Но плачут оба, стоя посередке ряда мертвых тел.
Слезы наворачиваются около каждого, но тут, рядом с обгорелым, от которого не осталось ничего...
Тут они и стоят, вцепившись друг в друга так, как не цеплялись от страха в топях всего два часа назад.
Хелмет неожиданно и так неуместно впервые в жизни замечает, что Бивил — мужчина. Наверное это потому, что его руки кажутся огромными на фоне ее - тонких. От того, что она чувствует под своими ладонями, как каменеют мышцы этих больших рук, плеч, шеи. Он весь каменеет, пытаясь не реветь. Он смотрит на звезды, задрав голову, чтобы слезы катились обратно внутрь, потому что мужчины плакать не должны.

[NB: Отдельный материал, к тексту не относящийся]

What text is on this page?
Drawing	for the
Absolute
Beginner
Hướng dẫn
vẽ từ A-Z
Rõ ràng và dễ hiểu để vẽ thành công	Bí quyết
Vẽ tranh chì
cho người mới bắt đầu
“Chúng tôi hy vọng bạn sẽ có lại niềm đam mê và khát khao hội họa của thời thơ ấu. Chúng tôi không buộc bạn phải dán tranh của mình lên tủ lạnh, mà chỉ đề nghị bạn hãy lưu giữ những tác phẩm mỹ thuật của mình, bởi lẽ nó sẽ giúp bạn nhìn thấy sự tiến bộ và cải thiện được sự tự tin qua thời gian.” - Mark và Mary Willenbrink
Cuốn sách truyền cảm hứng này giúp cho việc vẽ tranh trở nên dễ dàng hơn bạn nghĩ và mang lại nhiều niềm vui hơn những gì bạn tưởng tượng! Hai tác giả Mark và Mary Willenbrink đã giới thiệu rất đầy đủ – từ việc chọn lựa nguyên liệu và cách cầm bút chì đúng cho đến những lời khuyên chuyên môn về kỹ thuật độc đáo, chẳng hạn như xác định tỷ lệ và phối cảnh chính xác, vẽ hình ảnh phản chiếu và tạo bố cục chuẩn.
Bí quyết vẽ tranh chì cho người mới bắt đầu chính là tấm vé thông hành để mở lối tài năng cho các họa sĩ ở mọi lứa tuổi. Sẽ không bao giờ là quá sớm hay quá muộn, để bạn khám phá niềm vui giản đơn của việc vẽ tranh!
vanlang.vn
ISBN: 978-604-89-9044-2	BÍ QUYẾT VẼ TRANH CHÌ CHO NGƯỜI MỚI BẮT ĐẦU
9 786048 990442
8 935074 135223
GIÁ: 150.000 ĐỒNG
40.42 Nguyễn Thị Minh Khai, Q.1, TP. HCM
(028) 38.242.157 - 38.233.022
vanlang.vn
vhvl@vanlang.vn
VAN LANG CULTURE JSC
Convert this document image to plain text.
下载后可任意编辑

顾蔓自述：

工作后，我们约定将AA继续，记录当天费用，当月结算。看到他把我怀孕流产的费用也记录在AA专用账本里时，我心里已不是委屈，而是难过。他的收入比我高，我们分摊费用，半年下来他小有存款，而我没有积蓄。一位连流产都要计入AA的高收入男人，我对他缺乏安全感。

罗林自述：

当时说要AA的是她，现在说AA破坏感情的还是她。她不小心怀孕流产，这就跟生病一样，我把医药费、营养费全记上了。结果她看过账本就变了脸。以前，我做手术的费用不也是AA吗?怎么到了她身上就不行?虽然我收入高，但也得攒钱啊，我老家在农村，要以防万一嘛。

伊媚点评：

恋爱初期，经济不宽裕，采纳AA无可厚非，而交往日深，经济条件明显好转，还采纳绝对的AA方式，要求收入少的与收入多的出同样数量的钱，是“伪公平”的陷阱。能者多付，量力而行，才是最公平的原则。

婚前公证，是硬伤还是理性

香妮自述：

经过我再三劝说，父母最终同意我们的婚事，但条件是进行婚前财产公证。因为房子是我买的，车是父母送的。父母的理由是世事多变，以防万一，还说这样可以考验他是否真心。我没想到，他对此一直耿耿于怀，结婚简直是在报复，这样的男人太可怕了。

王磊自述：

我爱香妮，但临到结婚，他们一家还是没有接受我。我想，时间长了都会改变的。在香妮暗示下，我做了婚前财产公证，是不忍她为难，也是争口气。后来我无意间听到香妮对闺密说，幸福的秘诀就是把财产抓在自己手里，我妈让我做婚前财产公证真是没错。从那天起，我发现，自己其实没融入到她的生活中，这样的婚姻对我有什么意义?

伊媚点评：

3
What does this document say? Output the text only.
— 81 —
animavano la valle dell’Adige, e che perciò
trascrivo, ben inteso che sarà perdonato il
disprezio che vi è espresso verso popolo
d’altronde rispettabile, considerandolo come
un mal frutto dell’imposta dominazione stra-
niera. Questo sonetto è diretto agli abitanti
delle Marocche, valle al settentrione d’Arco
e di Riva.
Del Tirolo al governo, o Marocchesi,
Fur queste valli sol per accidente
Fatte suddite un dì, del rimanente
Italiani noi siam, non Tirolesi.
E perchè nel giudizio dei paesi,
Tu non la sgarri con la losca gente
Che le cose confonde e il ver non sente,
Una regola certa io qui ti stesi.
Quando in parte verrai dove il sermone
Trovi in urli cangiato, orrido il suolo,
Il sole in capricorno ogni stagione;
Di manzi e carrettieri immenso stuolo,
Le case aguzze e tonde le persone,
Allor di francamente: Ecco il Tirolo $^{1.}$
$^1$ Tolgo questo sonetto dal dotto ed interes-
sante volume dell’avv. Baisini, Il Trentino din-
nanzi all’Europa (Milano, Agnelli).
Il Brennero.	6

Оба Мосфелда, вон, не плачут. Не плачут, несчастные.
Бивил не смотрит на Хелмет, но держит ее так крепко, что никто не сможет оторвать. Она слышит стук его сердца, даже не слышит, а чувствует пульсацию своей кожей. Она чувствует сильный запах пота и мокрой шерсти. Он пропотел, пока сражался. Его одежда, кожаная куртка, шерстяной плащ — взмокли в топях и тоже воняли. Эти ощущения отупело помечались сознанием, но никак не затрагивали — она рыдала, плакала громко, сопливо даже (наверняка) и было плевать. Запах Бивила говорил ей, что Бивил живой.
Он живой.
Она, покрытая кровью так густо, что ее белые волосы обзавелись свалявшимися прядями ржавого цвета, так густо, что стали твердыми и хрусткими кожаные наручи, куртка и штаны, так густо, что перед глазами стояла красная пелена — она живая.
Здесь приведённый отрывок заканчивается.